The University of East Anglia (UEA) has announced it will close its School of Music.

The department will not accept any new students and will close after its 149 current students have completed their courses in 2014, the university said.

The decision was made by its council following a review of the school.

A 7,000 signature petition against the closure was collected and about 200 students protested at the UEA on 9 November after the plan was announced.

The UEA had announced in October it was reviewing its degree subjects and proposed the music school be shut down.

'Such affection'

It said it would be difficult to expand student numbers at the school and, if it remained open, it would require the university to divert resources from other departments - possibly putting them at risk.

Chairman of the University Council Richard Jewson said: "It is a sad day when a school is to close, but particularly one which is held in such affection, and it gives us no pleasure to make this decision.

"But council members believe that it would be irresponsible to ignore the danger signals highlighted by the review.

"The university cannot afford to continue to subsidise a school where the future prospects are so challenging, and this is the best way we can safeguard and strengthen other humanities subjects."

Vice-Chancellor Professor Edward Acton said: "Our number one priority will be to ensure that current students are not disadvantaged and receive an excellent education."

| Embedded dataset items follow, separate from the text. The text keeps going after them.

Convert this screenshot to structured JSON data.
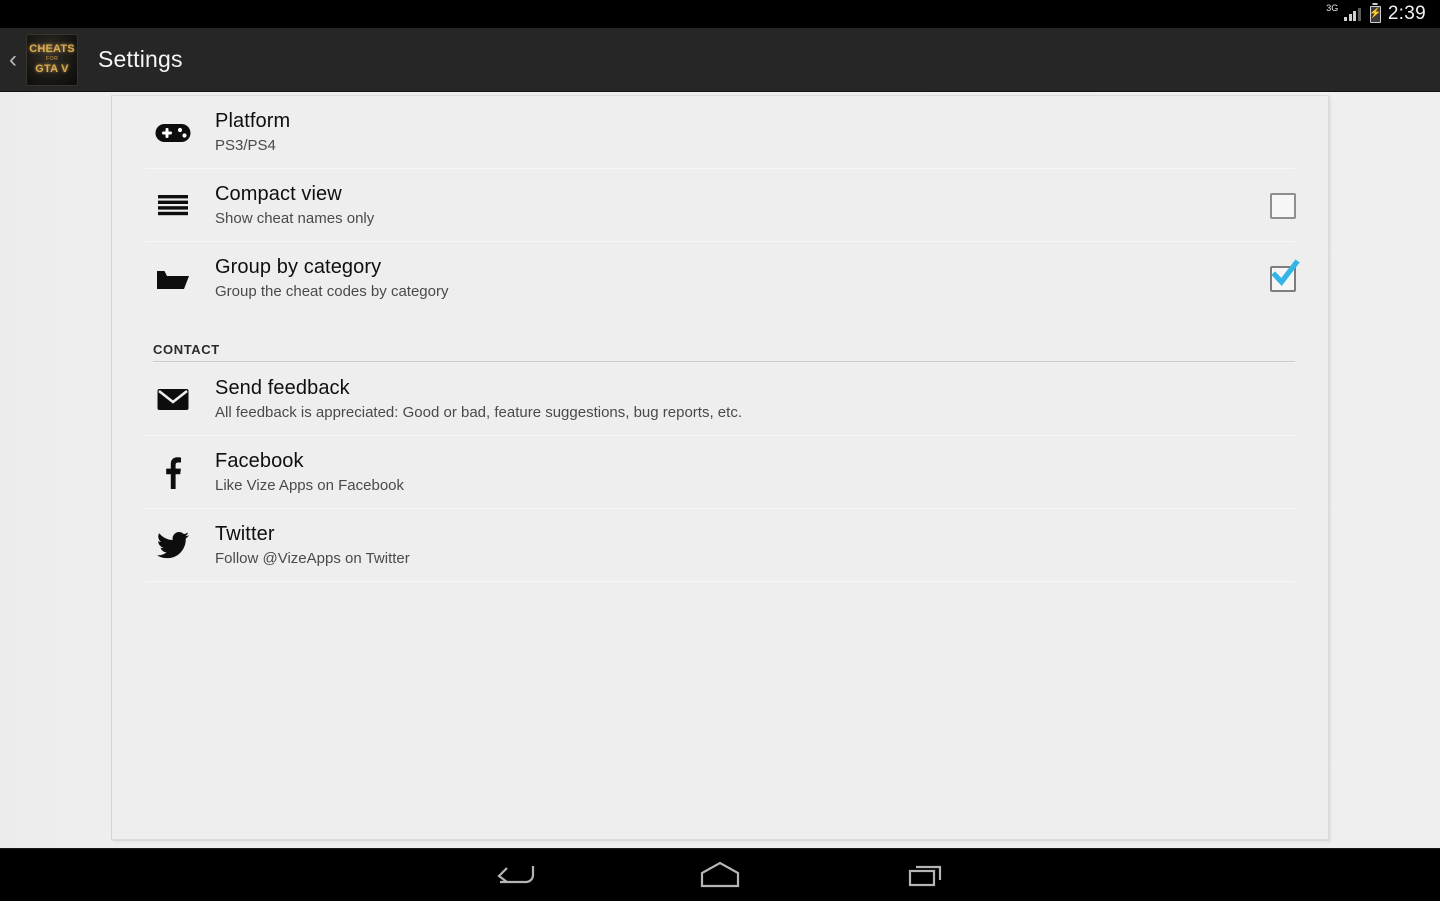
{
  "status_bar": {
    "network_label": "3G",
    "signal_icon": "signal-bars-icon",
    "battery_icon": "battery-charging-icon",
    "time": "2:39"
  },
  "action_bar": {
    "back_icon": "back-chevron-icon",
    "app_icon": {
      "line1": "CHEATS",
      "line2": "FOR",
      "line3": "GTA V"
    },
    "title": "Settings"
  },
  "settings": {
    "rows": [
      {
        "icon": "gamepad-icon",
        "title": "Platform",
        "subtitle": "PS3/PS4",
        "control": "none",
        "checked": false
      },
      {
        "icon": "list-lines-icon",
        "title": "Compact view",
        "subtitle": "Show cheat names only",
        "control": "checkbox",
        "checked": false
      },
      {
        "icon": "folder-open-icon",
        "title": "Group by category",
        "subtitle": "Group the cheat codes by category",
        "control": "checkbox",
        "checked": true
      }
    ],
    "section_header": "CONTACT",
    "contact_rows": [
      {
        "icon": "envelope-icon",
        "title": "Send feedback",
        "subtitle": "All feedback is appreciated: Good or bad, feature suggestions, bug reports, etc."
      },
      {
        "icon": "facebook-icon",
        "title": "Facebook",
        "subtitle": "Like Vize Apps on Facebook"
      },
      {
        "icon": "twitter-icon",
        "title": "Twitter",
        "subtitle": "Follow @VizeApps on Twitter"
      }
    ]
  },
  "nav_bar": {
    "back": "back-icon",
    "home": "home-icon",
    "recents": "recents-icon"
  },
  "colors": {
    "accent_check": "#33b5e5",
    "action_bar": "#262626",
    "card": "#eeeeee",
    "page": "#eeeeee"
  }
}
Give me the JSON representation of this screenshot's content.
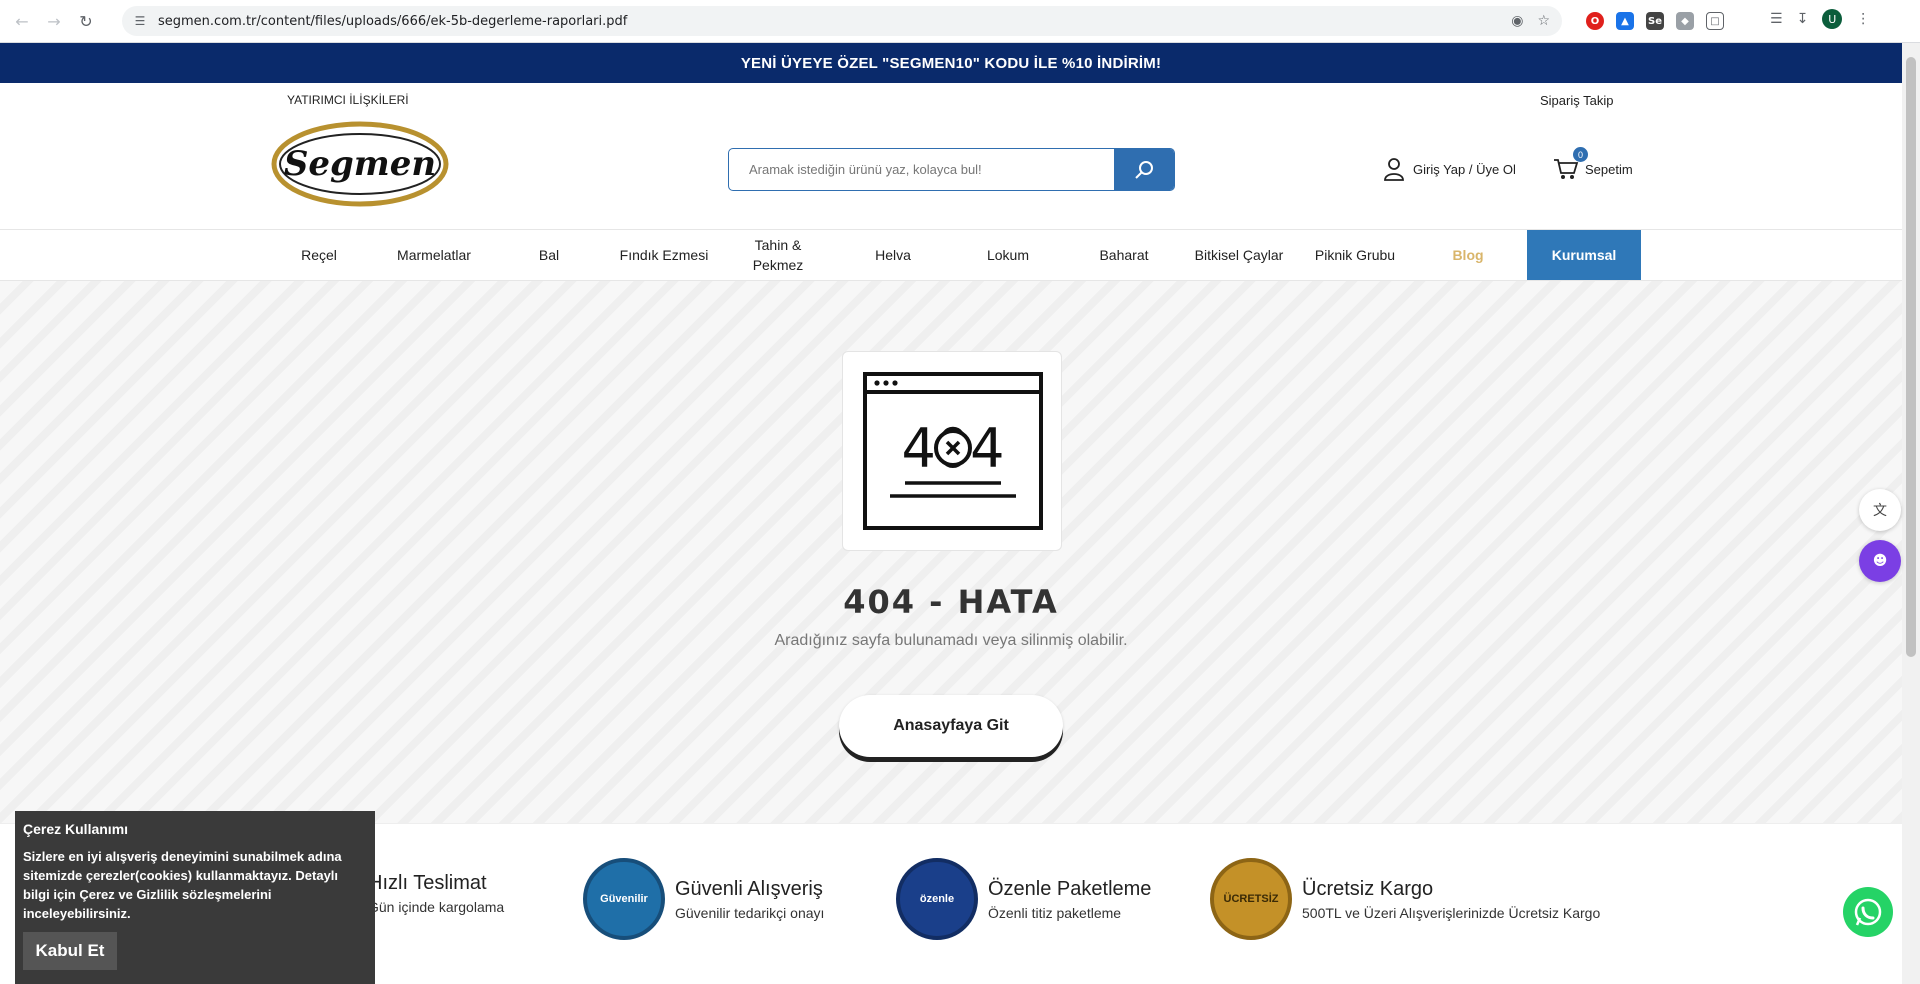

The UEA's choirs and orchestras will continue, under a director of music, and members of the professional Chamber Orchestra Anglia will be called on to teach and encourage talented students and local schools, the university added.

Practice rooms will be used by the Junior Academy of Music, which will teach school children.

It is understood seven posts could be made cut.

A UEA spokeswoman said: "The university will discuss with individual colleagues their particular situation and, through consultation, will aim to minimise the need for any redundancies.

"In some cases there may be the possibility of transfer to a different department."